Paradoxerweise kamen den Autoren dann jene zu Hilfe, die letztlich schuld sein sollen an der Misere. «Wir sind die Bürgerinnen und Bürger», hiess der entsprechende Aufruf, in dem klargestellt wurde, dass man keineswegs die Abschaffung des Urheberrechts fordere. Dass es keineswegs darum gehe, dass alle nur gratis konsumieren wollen. Sondern dass man vielmehr dafür sorgen müsse, dass das Urheberrecht zukunftsfähig bleibe. Dazu müsse das Urheberrecht neu überdacht werden – und zwar unter den Vorzeichen der neuen Rahmenbedingungen im Internet. Denn im Netz sind eben auch die Fronten zwischen Konsumenten und Produzenten viel weniger klar, als die Autoren es sich wünschen. Was sich etwa an folgenden Fragen des Bürgeraufrufs zeigt:
• Wie viel Text darf man zitieren, ohne das Urheberrecht zu verletzen? • Darf man zu seinem Lieblingslied singen oder tanzen und das Video dazu im Internet veröffentlichen? • Darf man eine berühmte Filmszene nachsprechen oder im eigenen Sinn interpretieren (z.
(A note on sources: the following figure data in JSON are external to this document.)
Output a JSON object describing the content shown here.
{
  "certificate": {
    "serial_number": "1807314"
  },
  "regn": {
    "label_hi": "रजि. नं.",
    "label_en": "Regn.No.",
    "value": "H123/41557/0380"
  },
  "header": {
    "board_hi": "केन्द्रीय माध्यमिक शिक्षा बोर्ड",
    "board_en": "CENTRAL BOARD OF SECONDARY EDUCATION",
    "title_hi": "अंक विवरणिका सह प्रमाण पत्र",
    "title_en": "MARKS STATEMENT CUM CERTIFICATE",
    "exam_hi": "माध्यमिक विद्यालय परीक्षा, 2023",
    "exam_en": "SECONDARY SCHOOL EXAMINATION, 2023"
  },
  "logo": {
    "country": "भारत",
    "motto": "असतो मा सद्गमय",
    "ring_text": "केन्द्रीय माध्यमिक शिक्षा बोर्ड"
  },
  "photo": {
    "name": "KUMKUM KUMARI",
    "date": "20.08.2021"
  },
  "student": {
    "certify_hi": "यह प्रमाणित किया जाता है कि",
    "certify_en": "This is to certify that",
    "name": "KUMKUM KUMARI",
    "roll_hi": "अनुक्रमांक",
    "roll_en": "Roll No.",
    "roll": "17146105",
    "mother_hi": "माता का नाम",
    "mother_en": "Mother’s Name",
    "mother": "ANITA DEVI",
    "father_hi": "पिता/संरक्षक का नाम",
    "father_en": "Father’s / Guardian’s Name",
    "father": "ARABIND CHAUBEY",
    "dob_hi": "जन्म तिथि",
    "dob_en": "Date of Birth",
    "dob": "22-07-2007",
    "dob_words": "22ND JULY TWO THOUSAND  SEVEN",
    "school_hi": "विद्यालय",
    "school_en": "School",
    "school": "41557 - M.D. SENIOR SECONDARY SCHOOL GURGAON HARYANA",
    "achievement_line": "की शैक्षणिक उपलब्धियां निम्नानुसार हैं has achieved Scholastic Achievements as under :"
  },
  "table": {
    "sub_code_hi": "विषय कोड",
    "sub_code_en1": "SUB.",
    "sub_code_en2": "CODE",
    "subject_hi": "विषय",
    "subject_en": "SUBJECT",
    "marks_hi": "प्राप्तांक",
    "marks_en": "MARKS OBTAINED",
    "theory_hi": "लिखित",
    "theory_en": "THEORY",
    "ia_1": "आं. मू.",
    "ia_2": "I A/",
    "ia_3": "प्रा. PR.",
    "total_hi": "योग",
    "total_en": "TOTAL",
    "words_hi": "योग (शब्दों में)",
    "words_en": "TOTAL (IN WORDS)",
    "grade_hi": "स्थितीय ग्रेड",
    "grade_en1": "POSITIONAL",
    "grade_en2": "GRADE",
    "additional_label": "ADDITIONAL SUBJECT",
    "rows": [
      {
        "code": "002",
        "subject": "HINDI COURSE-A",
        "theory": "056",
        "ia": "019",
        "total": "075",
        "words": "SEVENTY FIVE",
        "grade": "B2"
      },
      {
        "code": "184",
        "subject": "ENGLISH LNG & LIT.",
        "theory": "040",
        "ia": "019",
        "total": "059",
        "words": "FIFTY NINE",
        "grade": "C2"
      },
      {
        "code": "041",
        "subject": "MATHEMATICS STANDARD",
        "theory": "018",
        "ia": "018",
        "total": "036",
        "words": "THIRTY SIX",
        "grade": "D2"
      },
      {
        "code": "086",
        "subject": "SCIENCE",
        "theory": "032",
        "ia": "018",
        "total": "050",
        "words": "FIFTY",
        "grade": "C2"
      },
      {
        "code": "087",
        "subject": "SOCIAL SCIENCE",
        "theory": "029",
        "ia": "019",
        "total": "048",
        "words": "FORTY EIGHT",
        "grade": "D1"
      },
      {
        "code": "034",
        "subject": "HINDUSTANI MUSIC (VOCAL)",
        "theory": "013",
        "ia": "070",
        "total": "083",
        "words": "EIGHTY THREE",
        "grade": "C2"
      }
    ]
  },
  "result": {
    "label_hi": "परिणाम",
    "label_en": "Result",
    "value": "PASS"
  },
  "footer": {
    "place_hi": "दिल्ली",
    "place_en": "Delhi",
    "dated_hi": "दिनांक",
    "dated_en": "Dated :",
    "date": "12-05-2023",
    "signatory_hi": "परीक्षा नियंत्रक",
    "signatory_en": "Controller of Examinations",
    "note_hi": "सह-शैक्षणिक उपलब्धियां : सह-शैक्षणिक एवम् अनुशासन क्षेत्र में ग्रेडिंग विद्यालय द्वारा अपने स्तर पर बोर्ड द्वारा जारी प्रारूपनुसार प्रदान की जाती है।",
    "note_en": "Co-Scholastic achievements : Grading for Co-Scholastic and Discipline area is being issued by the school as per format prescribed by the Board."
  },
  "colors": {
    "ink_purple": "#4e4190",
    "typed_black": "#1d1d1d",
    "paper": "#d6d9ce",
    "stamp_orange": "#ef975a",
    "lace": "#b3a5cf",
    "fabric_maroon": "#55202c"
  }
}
B. parodieren)? • Ist eine bestimmte Art der Nutzung mit dem Kauf von CD, Buch oder Datei bereits abgegolten?
Das sind die Fragen, die sich die Urheber stellen und die sie zusammen mit den Verwertern diskutieren sollten. Denn schliesslich leben sie am Ende von ihren Konsumenten. So oder so.